Balyoz'dan tutuklanan en yüksek rütbeli subay olan Bilgin Balanlı'dan çok konuşulacak bir iddia: Arkasında CIA olabilir...
Bilgin Balanlı, 236 sanıklı Balyoz davasının tek muvazzaf orgeneraliydi. 2011’in Mayıs’ında Harp Akademileri Komutanı’yken tutuklandığında, o tarihten iki ay sonra yapılacak YAŞ toplantısında Hava Kuvvetleri Komutanı olarak atanması gerekiyordu.
Balanlı’nın kariyeri Balyoz’a takıldı, tutuklanan en yüksek rütbeli subay oldu. Balanlı, orgeneralliğinin 2 yılını Hasdal Cezaevi’nde geçirdi ve emekli oldu. 2014 Haziran’ında serbest kaldı ancak mahkemeden beraat kararı çııncaya kadar bir açıklama yapmadı.

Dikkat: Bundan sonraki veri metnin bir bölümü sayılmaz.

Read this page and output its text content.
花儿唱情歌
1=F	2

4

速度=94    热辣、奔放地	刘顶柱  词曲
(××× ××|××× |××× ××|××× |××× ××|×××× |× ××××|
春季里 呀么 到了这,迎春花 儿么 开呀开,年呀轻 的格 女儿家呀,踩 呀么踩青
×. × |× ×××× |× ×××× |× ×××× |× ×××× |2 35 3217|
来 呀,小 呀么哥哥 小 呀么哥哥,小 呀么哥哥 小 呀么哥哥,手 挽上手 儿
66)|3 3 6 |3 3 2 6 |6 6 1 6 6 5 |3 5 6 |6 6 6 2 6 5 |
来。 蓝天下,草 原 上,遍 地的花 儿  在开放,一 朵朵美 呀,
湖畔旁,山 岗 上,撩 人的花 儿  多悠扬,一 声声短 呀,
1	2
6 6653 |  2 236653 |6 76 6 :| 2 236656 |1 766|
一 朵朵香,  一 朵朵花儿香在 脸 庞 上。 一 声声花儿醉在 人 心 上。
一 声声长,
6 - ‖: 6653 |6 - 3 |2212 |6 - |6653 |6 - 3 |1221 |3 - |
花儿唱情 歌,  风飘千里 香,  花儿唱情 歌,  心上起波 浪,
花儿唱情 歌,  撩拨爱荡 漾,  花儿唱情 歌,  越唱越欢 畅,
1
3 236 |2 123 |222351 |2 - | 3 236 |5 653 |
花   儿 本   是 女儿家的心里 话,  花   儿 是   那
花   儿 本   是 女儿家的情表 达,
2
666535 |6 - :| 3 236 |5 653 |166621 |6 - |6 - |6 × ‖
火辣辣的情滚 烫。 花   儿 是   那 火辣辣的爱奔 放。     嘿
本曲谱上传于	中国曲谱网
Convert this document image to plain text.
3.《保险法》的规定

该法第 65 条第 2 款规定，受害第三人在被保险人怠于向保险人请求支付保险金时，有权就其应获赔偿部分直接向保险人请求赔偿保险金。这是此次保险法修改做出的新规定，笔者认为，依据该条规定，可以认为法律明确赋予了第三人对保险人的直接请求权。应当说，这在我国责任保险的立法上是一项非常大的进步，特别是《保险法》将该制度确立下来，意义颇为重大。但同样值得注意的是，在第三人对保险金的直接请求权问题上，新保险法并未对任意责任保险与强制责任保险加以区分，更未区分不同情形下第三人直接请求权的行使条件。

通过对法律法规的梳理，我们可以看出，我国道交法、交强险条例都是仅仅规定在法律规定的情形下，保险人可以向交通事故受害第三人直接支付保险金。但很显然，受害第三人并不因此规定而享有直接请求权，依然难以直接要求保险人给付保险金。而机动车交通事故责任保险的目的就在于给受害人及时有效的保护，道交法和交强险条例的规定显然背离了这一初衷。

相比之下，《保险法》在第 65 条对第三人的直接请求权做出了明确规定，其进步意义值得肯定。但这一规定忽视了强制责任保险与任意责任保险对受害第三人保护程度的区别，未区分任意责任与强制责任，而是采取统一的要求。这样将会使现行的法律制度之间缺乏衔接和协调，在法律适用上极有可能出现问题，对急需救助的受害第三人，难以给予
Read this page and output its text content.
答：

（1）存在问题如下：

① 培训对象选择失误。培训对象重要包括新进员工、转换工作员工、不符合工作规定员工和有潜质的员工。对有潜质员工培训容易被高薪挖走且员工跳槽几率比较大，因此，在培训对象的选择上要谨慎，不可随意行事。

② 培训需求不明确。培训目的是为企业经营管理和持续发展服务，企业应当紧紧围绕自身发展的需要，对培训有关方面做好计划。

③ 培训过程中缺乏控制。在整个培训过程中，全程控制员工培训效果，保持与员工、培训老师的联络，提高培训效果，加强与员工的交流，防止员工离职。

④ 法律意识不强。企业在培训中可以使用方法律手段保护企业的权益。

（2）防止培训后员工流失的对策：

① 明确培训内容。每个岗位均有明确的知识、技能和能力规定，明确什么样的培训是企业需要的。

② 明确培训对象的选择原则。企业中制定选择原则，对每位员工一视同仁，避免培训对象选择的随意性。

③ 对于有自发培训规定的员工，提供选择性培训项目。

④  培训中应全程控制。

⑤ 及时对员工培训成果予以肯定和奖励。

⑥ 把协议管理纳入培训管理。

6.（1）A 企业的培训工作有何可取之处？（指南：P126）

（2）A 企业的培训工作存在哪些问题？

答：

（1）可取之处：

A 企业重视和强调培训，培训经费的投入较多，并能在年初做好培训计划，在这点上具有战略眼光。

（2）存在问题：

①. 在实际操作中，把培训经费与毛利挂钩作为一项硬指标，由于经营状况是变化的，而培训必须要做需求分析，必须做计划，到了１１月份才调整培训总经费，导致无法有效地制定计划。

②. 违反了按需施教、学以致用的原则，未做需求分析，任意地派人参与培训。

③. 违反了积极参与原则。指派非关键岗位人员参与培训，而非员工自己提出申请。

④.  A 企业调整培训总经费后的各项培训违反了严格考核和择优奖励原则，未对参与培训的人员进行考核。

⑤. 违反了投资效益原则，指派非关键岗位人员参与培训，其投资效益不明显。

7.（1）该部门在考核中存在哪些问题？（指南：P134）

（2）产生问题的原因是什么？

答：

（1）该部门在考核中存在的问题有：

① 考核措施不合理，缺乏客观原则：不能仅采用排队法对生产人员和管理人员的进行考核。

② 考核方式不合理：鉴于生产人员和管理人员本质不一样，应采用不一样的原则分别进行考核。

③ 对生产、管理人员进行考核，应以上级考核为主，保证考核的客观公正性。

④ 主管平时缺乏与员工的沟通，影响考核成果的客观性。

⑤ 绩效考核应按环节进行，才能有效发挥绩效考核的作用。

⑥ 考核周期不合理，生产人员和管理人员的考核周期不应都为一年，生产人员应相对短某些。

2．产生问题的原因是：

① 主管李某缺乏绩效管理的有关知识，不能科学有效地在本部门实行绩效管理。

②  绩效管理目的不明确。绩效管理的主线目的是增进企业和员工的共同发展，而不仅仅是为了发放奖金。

Hürriyet gazetesinden Cansu Çamlıbel’e konuşan Balanlı tüm bu yaşananların düğmesine Erdoğan ve Büyükanıt’ın 2007 yılında Dolmabahçe’de yaptığı görüşmeden sonra basıldığına inandığını söyledi.
Balanlı Balyoz için ‘kritik Dolmabahçe görüşmesinde düşmeye basıldı’ iddialarına katıldığını açıkladı. Balanlı, Dursun Çiçek’in ‘komplonun arkasında İsrail ya da Amerika var’ iddiasına da değinerek “Amerika’nın müdahil olmuş olma ihtimalini daha kuvvetli görüyorum. Amerika’nın derin devleti, yani CIA, bu işin içerisinde olabilir” dedi. İşte Bilgin Balanlı smyleşisinin o bölümü…
-Bir diğer iddia da Mayıs 2007’de dönemin Başbakanı Erdoğan ile dönemin Genelkurmay Başkanı Yaşar Büyükanıt’ın meşhur Dolmabahçe görüşmesiyle ilgili. Düğmeye ondan sonra basıldığını düşünenlere katılıyor musunuz?
Evet, ben de öyle düşünüyorum.
-O görüşmede Erdoğan TSK’ya yönelik bu tür davaların gelmekte olduğunu mu anlattı Büyükanıt’a? Bunu mu düşünüyorsunuz?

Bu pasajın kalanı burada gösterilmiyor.